Since the magnetic circuit is closed, there is little magnetic flux leakage as in the toroidal type.

Most of the coils can be composed of linear solenoid coils, which can be sufficiently supported by conventional superconducting coil manufacturing technology. Therefore, even if it is a coil that stores a huge amount of energy, it is possible to manufacture it with the extension of the existing technology.
It has the advantages of high reliability and low cost. Conventionally, the coil diameter of the poloidal type increases as the stored energy increases. In the toroidal type, the number of toroidal coils increases, and therefore the circle center circle 5 shown in FIG. 3 in which each coil is arranged increases. This inevitably leads to an increase in electromagnetic force and an increase in required installation area. However, in the coil according to this embodiment, it is sufficient to lengthen the linear portion of the linear solenoid coil in response to the increase in stored energy. There is basically no problem.

In general, since the magnetic circuit of the linear solenoid coil is not closed, the radial magnetic field component increases at the end, which increases the axial compressive force proportional to the length of the linear portion, which causes buckling of the winding. Therefore, the stress design condition becomes severe. However, according to this embodiment, since the magnetic circuit is closed, the axial compression force is very small. Therefore, there is an advantage that the axial length is basically not limited from the viewpoint of stress design.

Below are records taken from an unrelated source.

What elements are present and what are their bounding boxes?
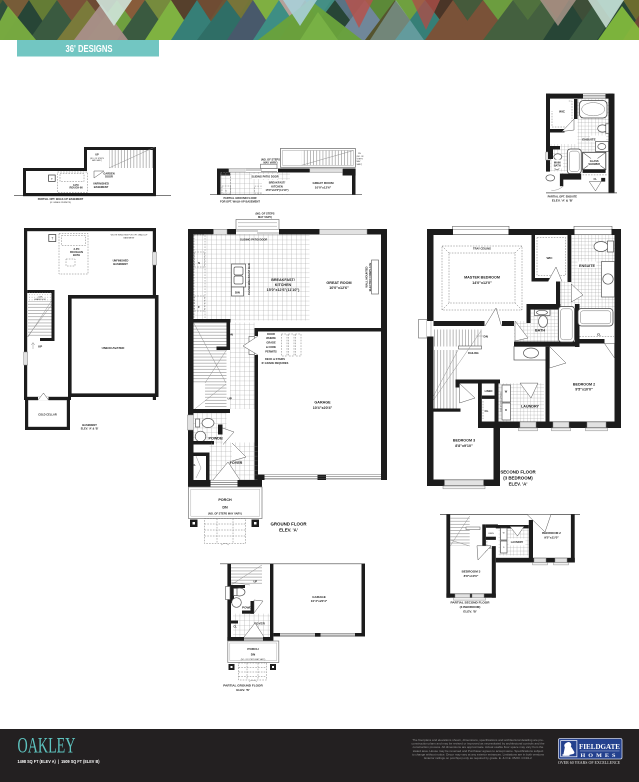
svg-text:ELECTRIC FIREPLACE: ELECTRIC FIREPLACE <box>368 263 372 292</box>
svg-text:14'0"x12'0": 14'0"x12'0" <box>472 281 492 285</box>
svg-text:OVER 60 YEARS OF EXCELLENCE: OVER 60 YEARS OF EXCELLENCE <box>558 760 620 765</box>
svg-text:ELEV. 'A' & 'B': ELEV. 'A' & 'B' <box>552 198 573 202</box>
svg-text:UNEXCAVATED: UNEXCAVATED <box>102 346 126 350</box>
svg-text:DN: DN <box>222 506 228 510</box>
svg-text:MASTER BEDROOM: MASTER BEDROOM <box>464 276 500 280</box>
svg-text:MAY VARY): MAY VARY) <box>258 215 272 219</box>
svg-text:GROUND FLOOR: GROUND FLOOR <box>270 522 307 527</box>
svg-text:BASEMENT: BASEMENT <box>123 236 135 239</box>
svg-text:ENSUITE: ENSUITE <box>582 137 595 141</box>
svg-text:(IF GRADE PERMITS): (IF GRADE PERMITS) <box>50 201 71 204</box>
svg-text:BATH: BATH <box>73 253 80 257</box>
svg-text:WALL MOUNTED: WALL MOUNTED <box>365 266 369 287</box>
svg-text:PARTIAL SECOND FLOOR: PARTIAL SECOND FLOOR <box>451 601 491 605</box>
svg-text:10'4"x20'4": 10'4"x20'4" <box>311 599 328 603</box>
svg-text:PARTIAL GROUND FLOOR: PARTIAL GROUND FLOOR <box>223 196 256 200</box>
svg-text:WHERE: WHERE <box>266 336 276 340</box>
svg-text:BREAKFAST/: BREAKFAST/ <box>269 181 286 185</box>
svg-text:15'0"x12'6"(11'10"): 15'0"x12'6"(11'10") <box>266 188 289 192</box>
svg-text:10'4"x20'4": 10'4"x20'4" <box>313 406 333 410</box>
svg-text:GRADE: GRADE <box>266 341 276 345</box>
svg-text:DW: DW <box>235 291 240 295</box>
svg-text:LINEN: LINEN <box>488 533 494 535</box>
svg-text:ELEV. 'A': ELEV. 'A' <box>279 528 298 533</box>
svg-text:ELEV. 'A': ELEV. 'A' <box>509 482 528 487</box>
svg-text:36' DESIGNS: 36' DESIGNS <box>66 44 113 55</box>
svg-text:(3 BEDROOM): (3 BEDROOM) <box>460 605 481 609</box>
svg-text:TRAY CEILING: TRAY CEILING <box>473 247 491 251</box>
svg-text:FOR OPT. WALK-UP BASEMENT: FOR OPT. WALK-UP BASEMENT <box>220 200 260 204</box>
svg-text:GREAT ROOM: GREAT ROOM <box>312 181 334 185</box>
svg-text:ROUGH-IN: ROUGH-IN <box>69 186 82 190</box>
svg-text:LAUNDRY: LAUNDRY <box>521 405 539 409</box>
svg-text:IF GRADE REQUIRES: IF GRADE REQUIRES <box>262 361 289 365</box>
svg-text:10'0"x12'6": 10'0"x12'6" <box>315 186 332 190</box>
svg-text:UNFINISHED: UNFINISHED <box>113 259 129 263</box>
svg-text:DN: DN <box>358 153 361 155</box>
svg-text:S: S <box>198 261 200 265</box>
svg-text:FLUSH BREAKFAST BAR: FLUSH BREAKFAST BAR <box>247 263 251 295</box>
svg-text:(NO. OF STEPS MAY VARY): (NO. OF STEPS MAY VARY) <box>208 512 242 516</box>
svg-text:DOOR: DOOR <box>105 175 113 179</box>
svg-text:SHOWER: SHOWER <box>588 162 600 166</box>
svg-text:BATH: BATH <box>535 329 545 333</box>
svg-text:UP: UP <box>254 580 258 584</box>
svg-text:8'8"x9'10": 8'8"x9'10" <box>455 444 473 448</box>
svg-text:& CODE: & CODE <box>266 345 276 349</box>
svg-text:MAY: MAY <box>357 160 362 163</box>
svg-text:FIELDGATE: FIELDGATE <box>579 742 620 751</box>
svg-text:UP: UP <box>95 153 99 157</box>
svg-text:9'5"x10'0": 9'5"x10'0" <box>575 388 593 392</box>
svg-text:8'8"x10'0": 8'8"x10'0" <box>464 574 479 578</box>
svg-text:COLD CELLAR: COLD CELLAR <box>38 413 57 417</box>
svg-text:BASEMENT: BASEMENT <box>94 185 109 189</box>
svg-text:10'0"x12'6": 10'0"x12'6" <box>329 286 349 290</box>
svg-text:SIDE BY SIDE UPPERS: SIDE BY SIDE UPPERS <box>501 391 503 411</box>
svg-text:ENSUITE: ENSUITE <box>579 264 596 268</box>
svg-text:ELEV. 'B': ELEV. 'B' <box>463 610 476 614</box>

Since the two linear solenoid coils can be arranged adjacent to each other, there is no circular dead space as in the conventional method, and the required installation area is reduced.

〔The invention's effect〕

Since the present invention is a superconducting coil having a closed magnetic circuit mainly composed of a linear solenoid coil, the leakage magnetic field and the required installation area are smaller than those of the conventional coil, and the manufacturing is easy.
Therefore, a superconducting energy storage coil having low cost and high reliability can be provided.

[Brief description of the drawings]

FIG. 1 is a sectional view of a superconducting energy storage coil according to an embodiment of the present invention, and FIGS. 2 and 3 are views showing conventional storage coils. 1 …… Winding part 2 …… Flange 3 …… Reel

Claims (2)

(57) [Claims] 1. A superconducting energy storage coil, characterized in that an arc-shaped superconducting coil is connected to an end of a linear superconducting coil to form a racetrack-shaped winding portion. 2. The superconducting energy storage coil according to claim 1, wherein the winding portion is divided into a plurality of portions, and the winding frame of the dividing portion is joined by a flange.